The Dentistry Laboratory of Applied Dental Biomaterials and Interfaces at UIC College of Dentistry is committed to ongoing research focused on advancing oral health and in support of the ongoing scholarly development, enrichment, and programs for our students and faculty. This includes laboratory-, clinical-, and educational-based research initiatives. We have a broad range of internal and external collaborations that embrace biomaterials science, molecular biology, education, and the clinical sciences. Our faculty are recognized experts and leaders in their respective disciplines.

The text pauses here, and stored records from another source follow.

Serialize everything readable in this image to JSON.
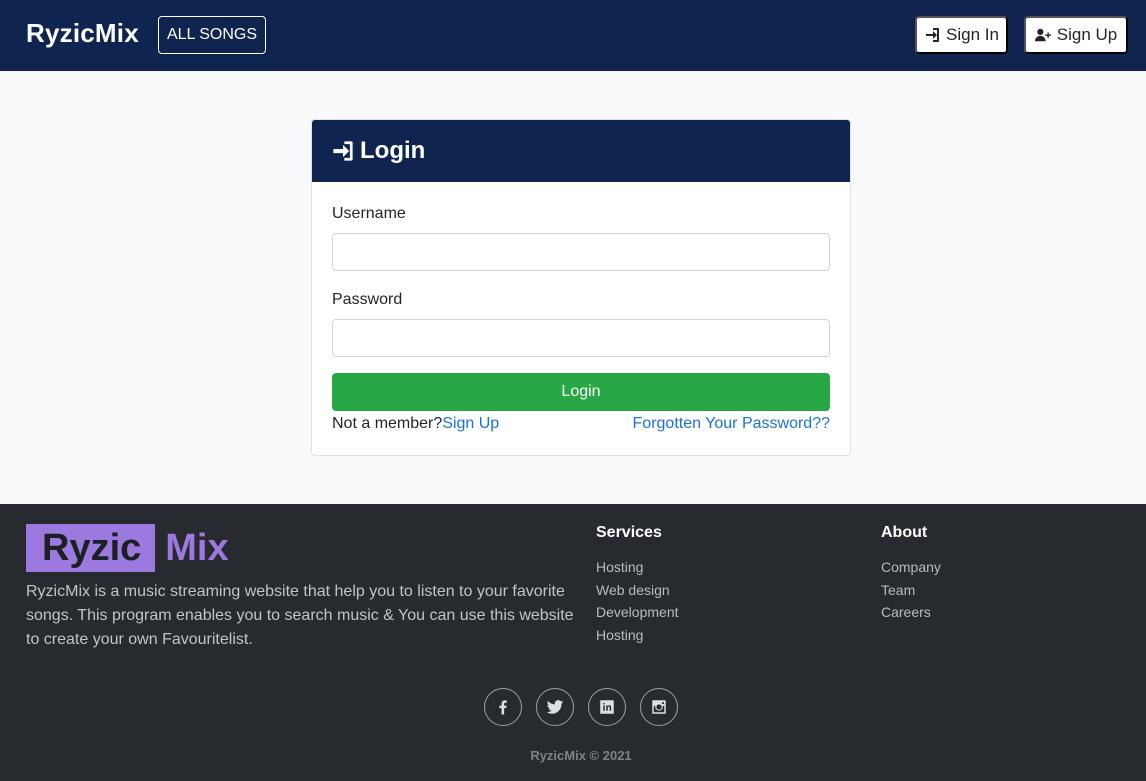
{
  "navbar": {
    "brand": "RyzicMix",
    "all_songs": "ALL SONGS",
    "sign_in": "Sign In",
    "sign_up": "Sign Up"
  },
  "login": {
    "title": "Login",
    "username_label": "Username",
    "username_value": "",
    "password_label": "Password",
    "password_value": "",
    "submit": "Login",
    "not_member": "Not a member?",
    "sign_up_link": "Sign Up",
    "forgot": "Forgotten Your Password??"
  },
  "footer": {
    "logo_part1": "Ryzic",
    "logo_part2": "Mix",
    "description": "RyzicMix is a music streaming website that help you to listen to your favorite songs. This program enables you to search music & You can use this website to create your own Favouritelist.",
    "services": {
      "heading": "Services",
      "items": [
        "Hosting",
        "Web design",
        "Development",
        "Hosting"
      ]
    },
    "about": {
      "heading": "About",
      "items": [
        "Company",
        "Team",
        "Careers"
      ]
    },
    "socials": [
      "facebook-icon",
      "twitter-icon",
      "linkedin-icon",
      "instagram-icon"
    ],
    "copyright": "RyzicMix © 2021"
  },
  "colors": {
    "navy": "#0f2550",
    "green": "#28a745",
    "link": "#1a73d9",
    "footer_bg": "#272b30",
    "accent_purple": "#9b79df"
  }
}
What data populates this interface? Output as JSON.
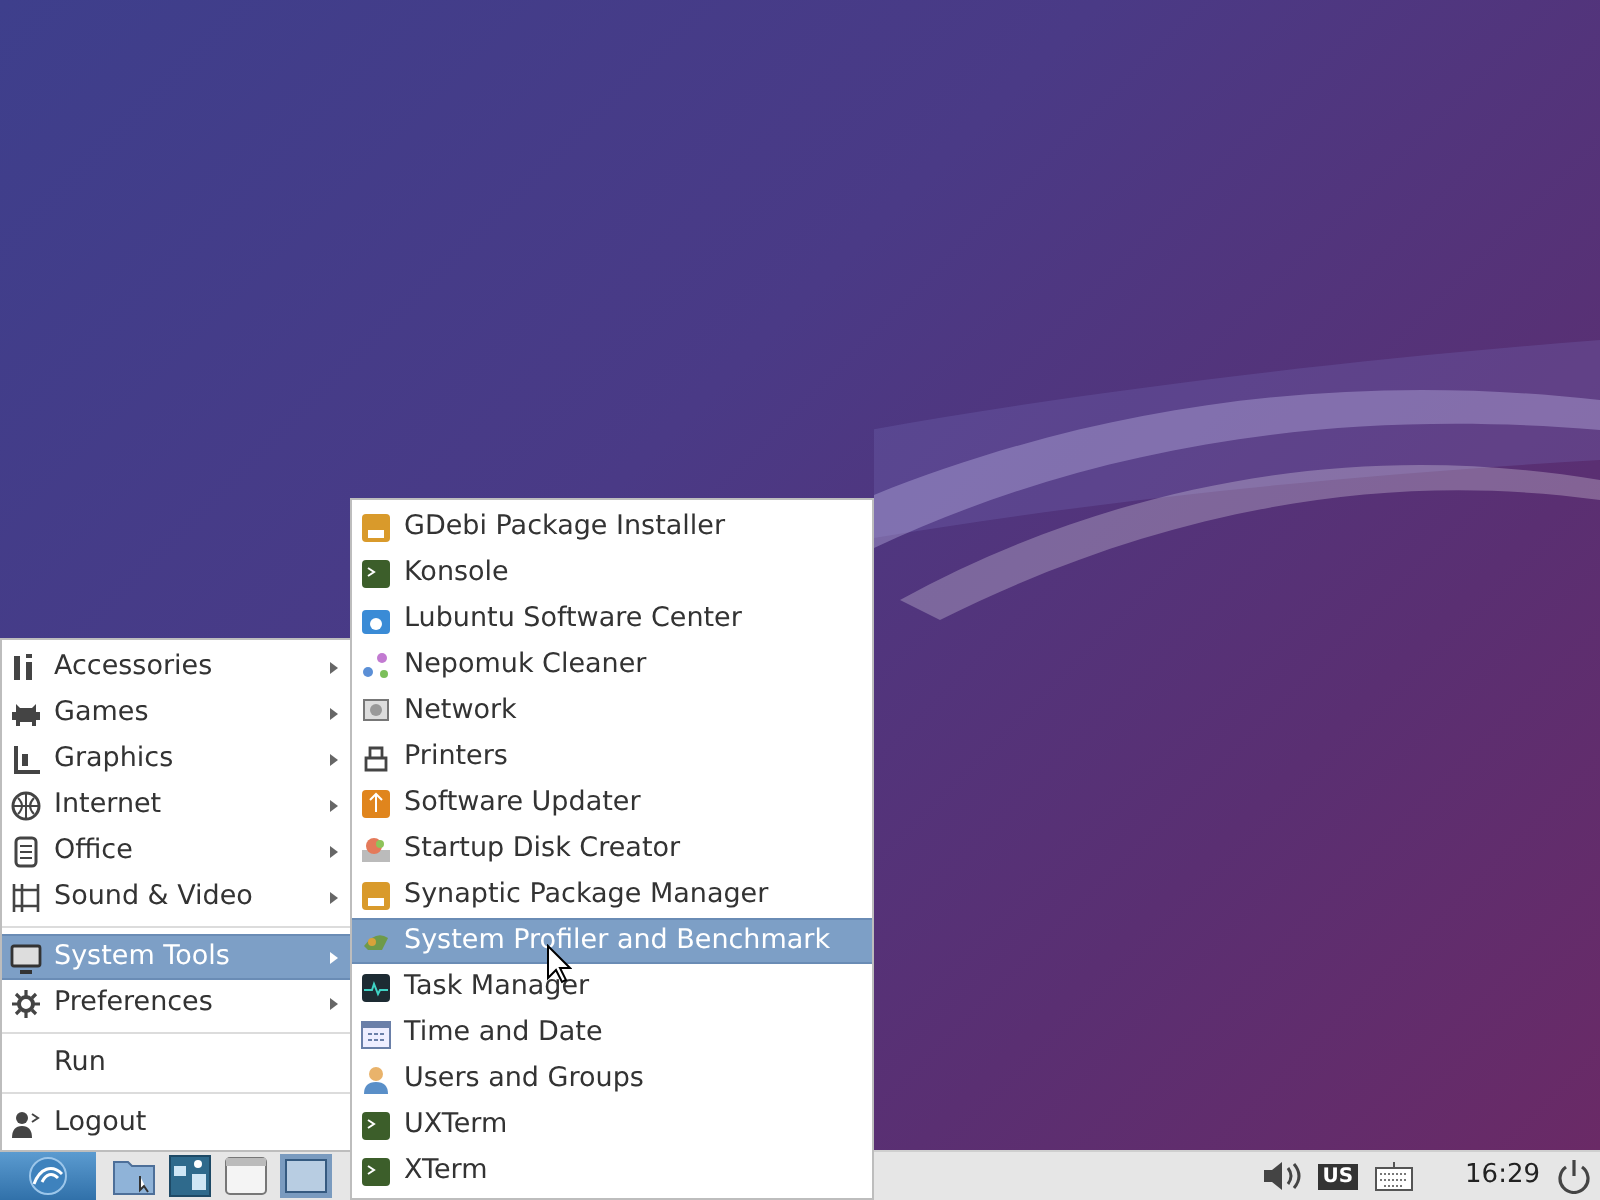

Research is funded through a variety of sources including NIDCR, the University of Illinois at Chicago and College of Dentistry competitive Grant Programs, as well as numerous competitive grant programs established by corporate and professional organizations. Many of our students, faculty, and programs have been recognized with national honors for their research.
The goals of the group include: 1) develop and systematically characterize bioinspired strategies to enhance the properties of the tissue and biointerfaces; 2) develop novel therapies to replace and repair tooth structures and supporting systems, 3) translate and validate bench-top technology to every day clinical practice. The ultimate goal is to improve dental therapy outcomes and the quality of life. The group is also engaged in broad range of classic laboratory based biomaterials and prosthodontic sciences, as well as caries research.
Another focus area of research is Tribology and the modification of surfaces for implantation. Specific expertise and efforts focus on the impact of Tribocorrosion on titanium and endosseous dental implants. In addition, the modification of titanium surfaces with novel methodologies is being employed to create more robust surfaces that can provide for a stable long-term interface.
Meet our Researchers
Ana Bedran-Russo, Director of the Laboratory of Applied Dental Biomaterials and Interfaces, and her team conduct studies to investigate the mechanical and biochemical properties of specific sites in the tooth, and the interface between biomaterials and tooth structures. They study the use of agents that can strengthen the tooth and consequently improve the properties of the tooth and tooth-restoration interface. Her discoveries have tremendous implications for oral and overall human health, as rather than removing diseased tooth structure and replacing it with materials dissimilar to natural teeth, patients will have treatment options that help them remain free of dental decay.